Pythagore a donc l’étrange identité d’une chimère, mi-chair, mi-or, comme si des paroles d’or ne pouvaient sortir d’une bouche d’humain (au fond cette cuisse en or me suggère plus une statue de dieu qu’un dieu lui-même). C’est alors que Diogène Laërce rapporte une rumeur qui devait le faire bien rire si on a raison de supposer (à cause de la place qu’il donne à Épicure à la fin de son ouvrage) qu’il était matérialiste :
« Nombreux étaient ceux qui racontaient que le fleuve Nessos (Hésiode dans sa Théogonie dit de lui qu’il était un des fils d’Océan et de Thétys), lorsqu’il le traversa, le salua. » (ibidem)
Plus loin Diogène Laërce donne une version dépourvue de toute mythologie de cette supra-humanité de Pythagore :
« On ne s’est jamais aperçu qu’il allât à la selle, ni qu’il fît l’amour, ni qu’il fût ivre » (19)
Comment ne pas penser derechef à Diogène de Sinope qui fait de la satisfaction de ses besoins naturels un spectacle public à des fins didactiques, qui fait la bête à deux dos au vu de tous pour lui aussi, par un détour paradoxal, convaincre de son excellence surhumaine ?
Il semble donc que si Pythagore a servi la philosophie, c’est dans le cadre non d’une rupture mais d’une continuité avec les croyances mythologiques. Pourtant un passage de Diogène Laërce suggère que Pythagore s’est fait du divin une conception moins anthropocentrique que celle véhiculée par la mythologie :
« Hiéronymos (de Rhodes, historien péripatéticien du 3ème siècle av. J.-C.) dit qu’il est descendu dans l’Hadès et qu’il a vu l’âme d’Hésiode attachée à une colonne de bronze et poussant des cris stridents, celle d’Homère suspendue à un arbre et entourée de serpents, en punition de ce qu’ils avaient dit des dieux. » (21)

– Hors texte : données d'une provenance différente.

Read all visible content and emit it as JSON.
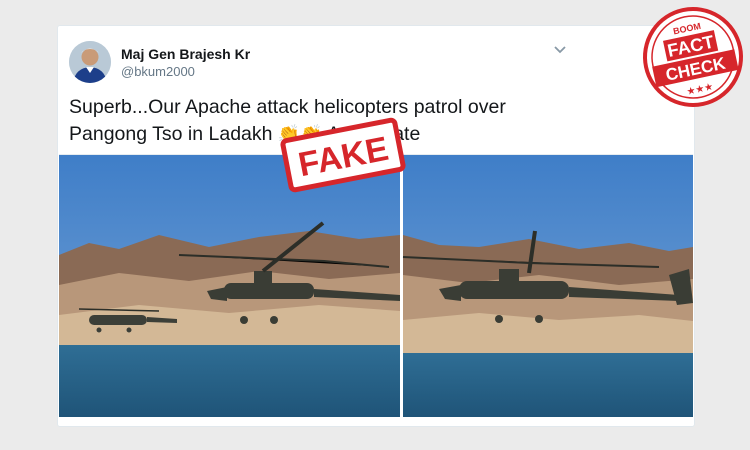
{
  "tweet": {
    "author_name": "Maj Gen Brajesh Kr",
    "handle": "@bkum2000",
    "text_line1": "Superb...Our Apache attack helicopters patrol over",
    "text_line2_start": "Pangong Tso in Ladakh",
    "text_line2_end": "Appreciate",
    "emoji_name": "clapping-hands",
    "emoji_glyph": "👏"
  },
  "stamps": {
    "fake_label": "FAKE",
    "badge_top": "BOOM",
    "badge_word1": "FACT",
    "badge_word2": "CHECK",
    "badge_stars": "★★★"
  },
  "colors": {
    "stamp_red": "#d6262b",
    "sky": "#4c84c4",
    "water": "#2e6b8f"
  }
}
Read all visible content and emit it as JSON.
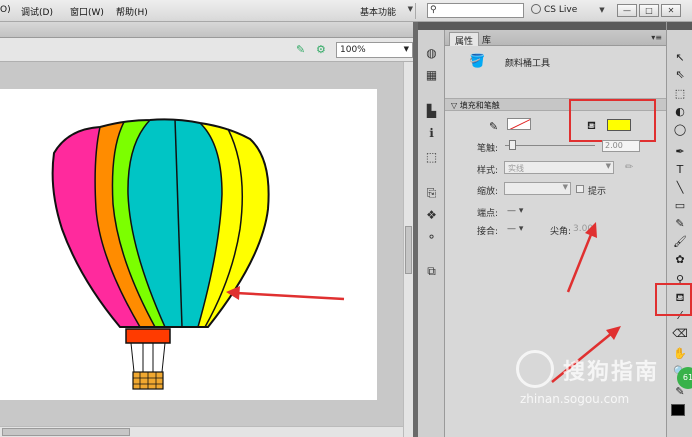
{
  "menu": {
    "items": [
      "O)",
      "调试(D)",
      "窗口(W)",
      "帮助(H)"
    ],
    "workspace": "基本功能",
    "cs_live": "CS Live",
    "window_buttons": [
      "—",
      "□",
      "✕"
    ]
  },
  "document": {
    "zoom": "100%"
  },
  "properties": {
    "tabs": [
      "属性",
      "库"
    ],
    "tool_name": "颜料桶工具",
    "section_title": "填充和笔触",
    "stroke_label": "笔触:",
    "stroke_value": "2.00",
    "style_label": "样式:",
    "style_value": "实线",
    "scale_label": "缩放:",
    "hint_label": "提示",
    "cap_label": "端点:",
    "join_label": "接合:",
    "miter_label": "尖角:",
    "miter_value": "3.00",
    "dash": "— ▾"
  },
  "colors": {
    "fill": "#ffff00",
    "stroke": "#ffffff",
    "annotation": "#e03030",
    "balloon": [
      "#ff2a9d",
      "#ff8c00",
      "#7cff00",
      "#00c5c5",
      "#ffff00"
    ]
  },
  "watermark": {
    "text": "搜狗指南",
    "url": "zhinan.sogou.com"
  },
  "badge": "61"
}
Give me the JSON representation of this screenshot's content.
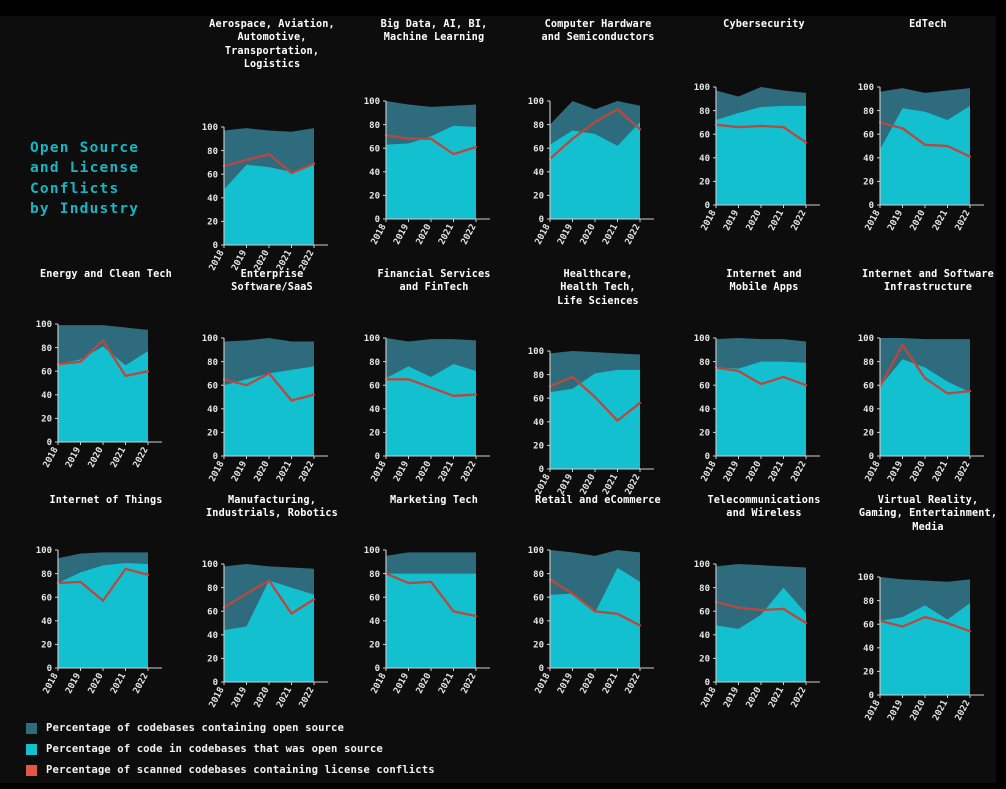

Etrange histoire qui emprunte un décor fondamental de la mythologie (l’Hadès) pour placer une fable sévère à l’égard des deux sources principales de cette même mythologie.
Note : Le rapport avec Apollon est maintenu mais atténué dans deux autres passages de Laërce :
« Le même auteur (Aristoxène, élève d’Aristote) affirme, comme on l’a dit, qu’il tient ses doctrines de Thémistocléa, prêtresse de Delphes » (21)
« Aristippe le Cyrénaïque dit dans son ouvrage Sur les recherches naturelles qu’on l’a nommé « Pythagore » parce qu’il proclamait tout autant la vérité que la Pythie. » (ibid.)